Archaeologists in Guatemala have discovered an ancient Mayan “figurine factory” that they say is the largest ever found. The workshop, called Aragón, which mass produced ceramic figurines of important political and social figures in Mayan society, was buried for over 1000 years. The site contains fragments of over 400 of the figurines and provides a glimpse into one of the world’s most mysterious and puzzling ancient civilizations. This particular region has never before had any archaeological excavations, and most of what is known is based off of the limited Spanish writing from after their conquest.
According to Science, the discovery was by chance. Brent Woodfill, an archaeologist at South Carolina’s Winthrop University was tipped off to the site by friends living in Guatemala. They were doing construction on their property in Cobán, Guatemala and accidentally smashed into a treasure trove of ancient Mayan action figures. Much of the workshop was destroyed during the construction and Woodfill was given a grant for the “emergency salvage” of the location.
Despite the damaged state of the workshop, Woodfill and colleagues were able to recover over 400 fragments of the ceramic figurines and the molds for making them. Researchers believe that these figurines served an important political and economic purpose for the Maya. it is believed that they were exchanged by leaders as a way to strengthen alliances and bolster their own reputation. they also acted as a sort of propaganda tool, publicizing important relationships between leaders and informing the public of alliances or political turmoil.
Aragón was likely active between 750 C.E. to 900 C.E. This is well before archaeologists previously believed their were any large cities in the region. Intriguingly, the figurine factory appears to have survived and continued operations through 300 year collapse of the Mayan empire. That the figurine factory was active throughout this time leads researchers to believe there could be a detailed record of this collapse in the figurines that they find there.

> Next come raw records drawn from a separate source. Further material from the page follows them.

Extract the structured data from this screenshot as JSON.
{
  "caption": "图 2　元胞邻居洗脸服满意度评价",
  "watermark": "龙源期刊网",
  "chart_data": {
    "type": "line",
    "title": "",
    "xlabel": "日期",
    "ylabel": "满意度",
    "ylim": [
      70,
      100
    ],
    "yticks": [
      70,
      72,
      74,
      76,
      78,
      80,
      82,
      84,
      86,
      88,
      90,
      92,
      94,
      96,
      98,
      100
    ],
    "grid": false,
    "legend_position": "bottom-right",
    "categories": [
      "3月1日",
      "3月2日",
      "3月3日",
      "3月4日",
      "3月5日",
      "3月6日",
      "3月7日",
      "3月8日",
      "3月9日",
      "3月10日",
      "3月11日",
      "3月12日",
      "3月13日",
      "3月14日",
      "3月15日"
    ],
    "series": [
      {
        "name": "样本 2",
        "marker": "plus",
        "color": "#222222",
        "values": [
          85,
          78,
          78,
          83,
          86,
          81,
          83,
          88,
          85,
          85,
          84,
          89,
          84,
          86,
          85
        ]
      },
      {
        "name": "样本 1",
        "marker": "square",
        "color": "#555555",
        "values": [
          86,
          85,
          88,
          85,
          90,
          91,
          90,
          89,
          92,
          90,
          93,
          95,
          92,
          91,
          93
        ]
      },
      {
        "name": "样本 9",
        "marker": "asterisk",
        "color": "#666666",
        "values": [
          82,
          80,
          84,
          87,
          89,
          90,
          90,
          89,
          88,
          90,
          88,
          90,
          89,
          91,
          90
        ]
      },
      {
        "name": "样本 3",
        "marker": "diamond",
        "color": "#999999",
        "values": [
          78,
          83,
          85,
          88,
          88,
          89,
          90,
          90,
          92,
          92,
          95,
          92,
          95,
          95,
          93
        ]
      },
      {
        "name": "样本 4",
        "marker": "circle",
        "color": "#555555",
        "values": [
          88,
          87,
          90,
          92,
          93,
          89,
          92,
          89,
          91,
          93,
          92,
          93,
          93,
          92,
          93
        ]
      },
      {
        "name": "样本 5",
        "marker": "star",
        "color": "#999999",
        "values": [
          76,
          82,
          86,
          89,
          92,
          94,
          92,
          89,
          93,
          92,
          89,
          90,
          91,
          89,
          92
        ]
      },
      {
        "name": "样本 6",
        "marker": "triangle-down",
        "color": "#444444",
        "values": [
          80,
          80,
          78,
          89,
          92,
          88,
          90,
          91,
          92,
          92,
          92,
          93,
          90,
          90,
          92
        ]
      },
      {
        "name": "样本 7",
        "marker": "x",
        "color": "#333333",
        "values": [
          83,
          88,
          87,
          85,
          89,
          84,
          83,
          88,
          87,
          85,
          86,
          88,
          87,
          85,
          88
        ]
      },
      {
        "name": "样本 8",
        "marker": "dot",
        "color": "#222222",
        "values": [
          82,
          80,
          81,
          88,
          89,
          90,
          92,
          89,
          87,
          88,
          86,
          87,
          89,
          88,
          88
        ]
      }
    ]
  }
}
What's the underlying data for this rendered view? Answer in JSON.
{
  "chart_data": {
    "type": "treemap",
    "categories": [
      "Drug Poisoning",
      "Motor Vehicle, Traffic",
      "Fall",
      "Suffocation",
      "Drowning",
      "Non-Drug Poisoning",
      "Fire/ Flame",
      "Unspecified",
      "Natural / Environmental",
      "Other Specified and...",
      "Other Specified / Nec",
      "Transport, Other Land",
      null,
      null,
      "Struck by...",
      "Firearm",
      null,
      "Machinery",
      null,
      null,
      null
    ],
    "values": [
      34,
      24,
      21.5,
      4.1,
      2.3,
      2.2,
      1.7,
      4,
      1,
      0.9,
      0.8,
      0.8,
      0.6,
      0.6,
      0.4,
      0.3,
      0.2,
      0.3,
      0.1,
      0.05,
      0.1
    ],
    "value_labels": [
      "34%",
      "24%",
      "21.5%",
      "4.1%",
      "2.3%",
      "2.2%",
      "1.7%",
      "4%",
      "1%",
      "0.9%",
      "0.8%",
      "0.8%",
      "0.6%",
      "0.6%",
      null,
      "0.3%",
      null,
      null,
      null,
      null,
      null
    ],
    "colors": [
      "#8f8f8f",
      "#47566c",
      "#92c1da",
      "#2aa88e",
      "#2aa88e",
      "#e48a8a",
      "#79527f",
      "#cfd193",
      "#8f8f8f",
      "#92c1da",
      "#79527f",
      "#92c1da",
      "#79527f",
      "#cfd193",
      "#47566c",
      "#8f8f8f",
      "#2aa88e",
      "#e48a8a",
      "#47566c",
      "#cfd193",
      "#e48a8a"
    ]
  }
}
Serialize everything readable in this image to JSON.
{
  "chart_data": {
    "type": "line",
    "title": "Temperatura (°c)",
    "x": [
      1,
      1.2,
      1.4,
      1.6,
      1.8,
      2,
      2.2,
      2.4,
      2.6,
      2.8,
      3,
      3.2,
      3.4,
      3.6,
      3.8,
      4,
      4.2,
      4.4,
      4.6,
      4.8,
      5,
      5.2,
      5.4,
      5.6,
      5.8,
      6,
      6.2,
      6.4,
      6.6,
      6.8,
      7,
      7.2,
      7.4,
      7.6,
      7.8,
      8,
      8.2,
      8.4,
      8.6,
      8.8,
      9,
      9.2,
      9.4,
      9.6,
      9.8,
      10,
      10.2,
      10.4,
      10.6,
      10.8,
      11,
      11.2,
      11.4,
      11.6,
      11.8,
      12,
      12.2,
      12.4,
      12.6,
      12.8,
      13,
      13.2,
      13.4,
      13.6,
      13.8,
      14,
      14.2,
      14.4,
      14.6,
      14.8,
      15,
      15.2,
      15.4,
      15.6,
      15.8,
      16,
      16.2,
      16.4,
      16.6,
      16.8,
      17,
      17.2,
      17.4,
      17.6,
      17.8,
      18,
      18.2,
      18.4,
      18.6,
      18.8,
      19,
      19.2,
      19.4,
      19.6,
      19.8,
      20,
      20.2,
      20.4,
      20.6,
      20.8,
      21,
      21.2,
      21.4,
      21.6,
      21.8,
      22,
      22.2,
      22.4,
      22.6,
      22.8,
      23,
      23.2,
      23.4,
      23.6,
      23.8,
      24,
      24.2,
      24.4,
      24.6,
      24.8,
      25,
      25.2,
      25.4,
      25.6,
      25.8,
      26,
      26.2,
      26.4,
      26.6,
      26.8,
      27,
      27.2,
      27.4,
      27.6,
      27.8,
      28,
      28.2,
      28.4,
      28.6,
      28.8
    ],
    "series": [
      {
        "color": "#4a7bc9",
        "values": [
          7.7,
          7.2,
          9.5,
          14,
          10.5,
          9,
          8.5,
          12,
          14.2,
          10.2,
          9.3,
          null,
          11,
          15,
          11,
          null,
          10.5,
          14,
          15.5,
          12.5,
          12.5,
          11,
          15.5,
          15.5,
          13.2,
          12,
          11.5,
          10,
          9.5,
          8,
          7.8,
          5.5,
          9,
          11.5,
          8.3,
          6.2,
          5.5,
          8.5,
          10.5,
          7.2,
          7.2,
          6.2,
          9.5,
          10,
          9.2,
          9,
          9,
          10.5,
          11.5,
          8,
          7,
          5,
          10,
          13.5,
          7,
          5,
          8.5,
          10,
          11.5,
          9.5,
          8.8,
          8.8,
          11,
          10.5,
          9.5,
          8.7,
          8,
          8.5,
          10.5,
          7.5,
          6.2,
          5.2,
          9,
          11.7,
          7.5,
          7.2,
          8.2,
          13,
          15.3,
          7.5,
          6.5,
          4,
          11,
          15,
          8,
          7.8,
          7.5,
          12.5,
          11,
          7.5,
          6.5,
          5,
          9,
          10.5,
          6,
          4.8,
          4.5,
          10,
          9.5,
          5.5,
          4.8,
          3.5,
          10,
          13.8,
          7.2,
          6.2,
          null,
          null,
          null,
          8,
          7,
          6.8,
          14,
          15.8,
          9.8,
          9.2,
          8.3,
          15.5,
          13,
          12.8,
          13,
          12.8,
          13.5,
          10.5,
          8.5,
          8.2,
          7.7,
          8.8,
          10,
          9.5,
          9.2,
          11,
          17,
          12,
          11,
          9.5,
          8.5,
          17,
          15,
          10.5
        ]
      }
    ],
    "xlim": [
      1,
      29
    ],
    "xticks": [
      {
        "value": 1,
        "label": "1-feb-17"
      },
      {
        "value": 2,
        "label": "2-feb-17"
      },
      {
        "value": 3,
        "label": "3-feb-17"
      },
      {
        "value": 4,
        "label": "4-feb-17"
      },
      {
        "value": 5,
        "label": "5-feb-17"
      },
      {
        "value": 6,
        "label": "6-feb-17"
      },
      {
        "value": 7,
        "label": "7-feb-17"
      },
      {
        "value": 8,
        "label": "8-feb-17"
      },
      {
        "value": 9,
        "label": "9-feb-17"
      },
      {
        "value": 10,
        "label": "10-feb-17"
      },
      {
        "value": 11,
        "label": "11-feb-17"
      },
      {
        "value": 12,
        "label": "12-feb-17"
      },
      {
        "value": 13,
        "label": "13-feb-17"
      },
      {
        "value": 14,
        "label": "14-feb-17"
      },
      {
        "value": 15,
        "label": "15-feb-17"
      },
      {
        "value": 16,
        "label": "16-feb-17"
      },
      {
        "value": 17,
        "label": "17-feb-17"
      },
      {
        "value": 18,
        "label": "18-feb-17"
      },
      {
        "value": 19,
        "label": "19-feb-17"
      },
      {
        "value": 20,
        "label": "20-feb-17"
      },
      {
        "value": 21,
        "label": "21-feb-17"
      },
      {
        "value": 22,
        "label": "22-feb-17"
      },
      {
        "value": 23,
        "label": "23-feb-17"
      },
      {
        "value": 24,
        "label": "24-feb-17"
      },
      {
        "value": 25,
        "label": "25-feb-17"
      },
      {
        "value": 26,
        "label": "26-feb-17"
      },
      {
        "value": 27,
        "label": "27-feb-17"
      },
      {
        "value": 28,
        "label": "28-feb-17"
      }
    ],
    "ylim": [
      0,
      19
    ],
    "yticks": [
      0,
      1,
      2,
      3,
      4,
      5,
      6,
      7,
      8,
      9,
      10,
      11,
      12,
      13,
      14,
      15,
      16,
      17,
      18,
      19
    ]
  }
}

It’s not just a record of the collapse that researchers hope to find, either. Such a large scale and long lasting figurine workshop probably holds important clues to other mysteries of the Mayan civilization too. Archaeologists hope to use the figurines they find in conjunction with the data from the Spanish conquest to paint a more detailed picture of the Mayan empire in Guatemala: how trade routes progressed, how cities rose and fell, how ancient Mayan politics worked. With such limited knowledge of the region, this figurine factory could dramatically increase archaeologists understanding of the region.
Now, just think about what happens a thousand years from now when some future archaeologist finds a complete collection of Star Wars action figures, in their original packaging and alphabetized. What spurious conclusions will they draw from that?